Sensação de formigamento, dores e perda de sensibilidade e força são alguns dos sintomas do pé diabético, uma das complicações mais comuns da diabetes e que, se não tratada, pode levar à amputação do membro. De acordo com a Sociedade Brasileira de Angiologia e de Cirurgia Vascular, 85% das amputações relacionadas à doença se iniciam com uma lesão nos pés. A Sociedade Brasileira de Diabetes também aponta que 13 milhões de brasileiros convivem com a condição de pés diabéticos, com o desenvolvimento de úlceras e neuropatias, quando os nervos dos pés são afetados.
Como proposta de tratamento para essas alterações, pesquisadores da Universidade Federal do Ceará (UFC) desenvolveram um tecido que pode ser moldado em formato de meias que libera um fármaco com potencial terapêutico para pé diabético. Denominada “tecido contendo liberador de óxido nítrico”, a tecnologia foi elaborada por uma equipe dos departamentos de Química Orgânica e Inorgânica, de Química Analítica e Físico-Química da UFC e recebeu, em abril deste ano, a carta-patente do Instituto Nacional da Propriedade Industrial (INPI).

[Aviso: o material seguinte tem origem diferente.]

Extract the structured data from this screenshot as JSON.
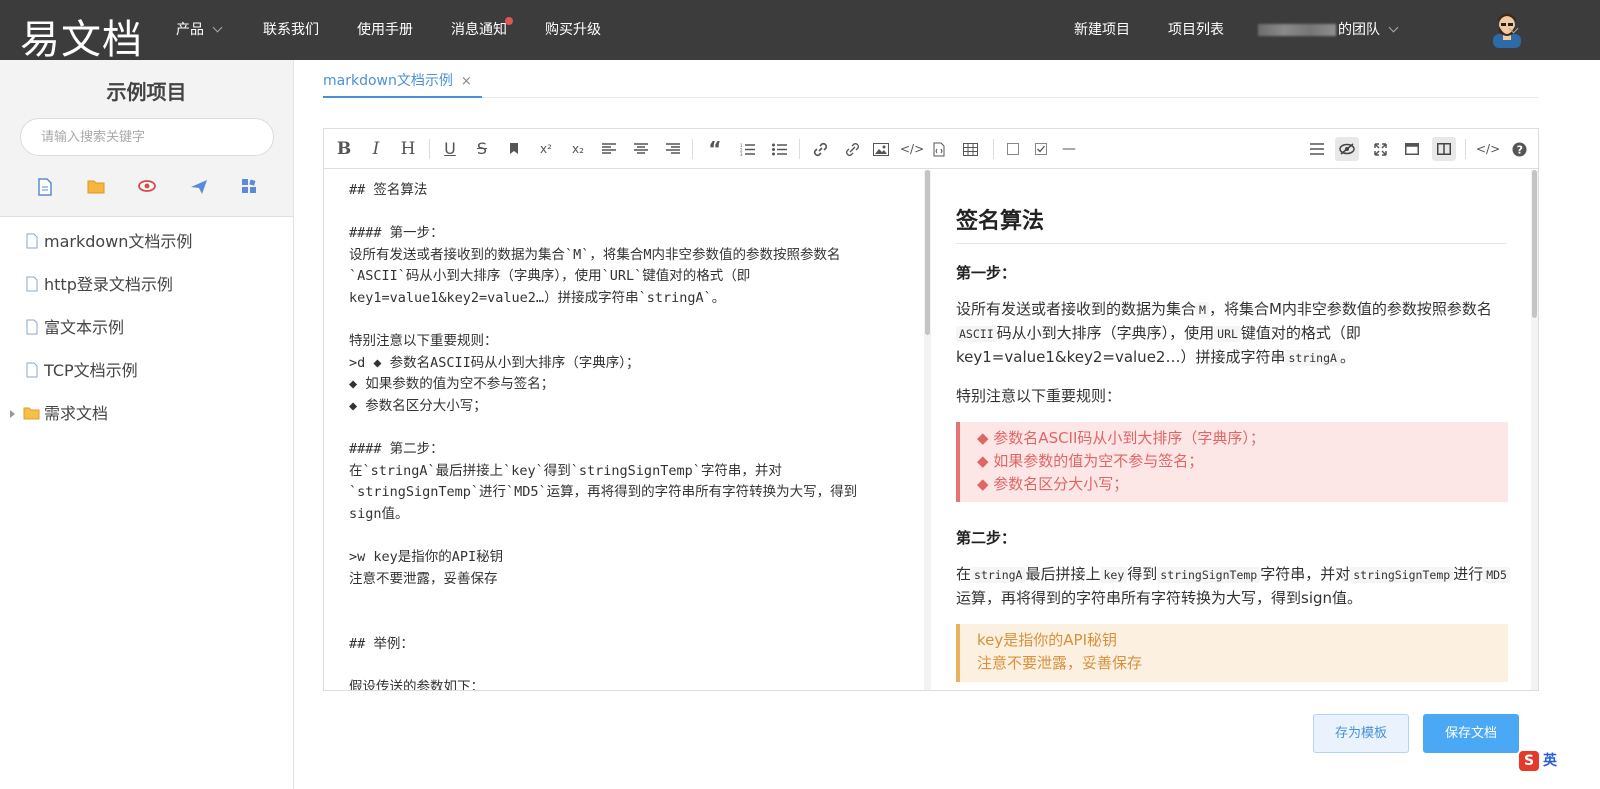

O invento tem como base as propriedades biológicas do óxido nítrico (NO), uma substância que possui funções anti-inflamatórias, antimicrobianas e antinociceptivas (isto é, que reduzem a sensação de dor). Por conta disso, é um importante agente terapêutico no tratamento de feridas e de úlceras diabéticas.
Atualmente, já existem no mercado algumas opções de fármacos tendo como princípio ativo o óxido nítrico, em formato de emplastro ou gel tópico, voltados para tratamento de doenças na pele. Todavia, o método de elaboração desses medicamentos diverge do proposto pelos pesquisadores da UFC, que chegaram a uma versão mais barata e eficaz por meio do uso do composto químico nitroprussiato, que atua como liberador do óxido nítrico sobre a pele do paciente.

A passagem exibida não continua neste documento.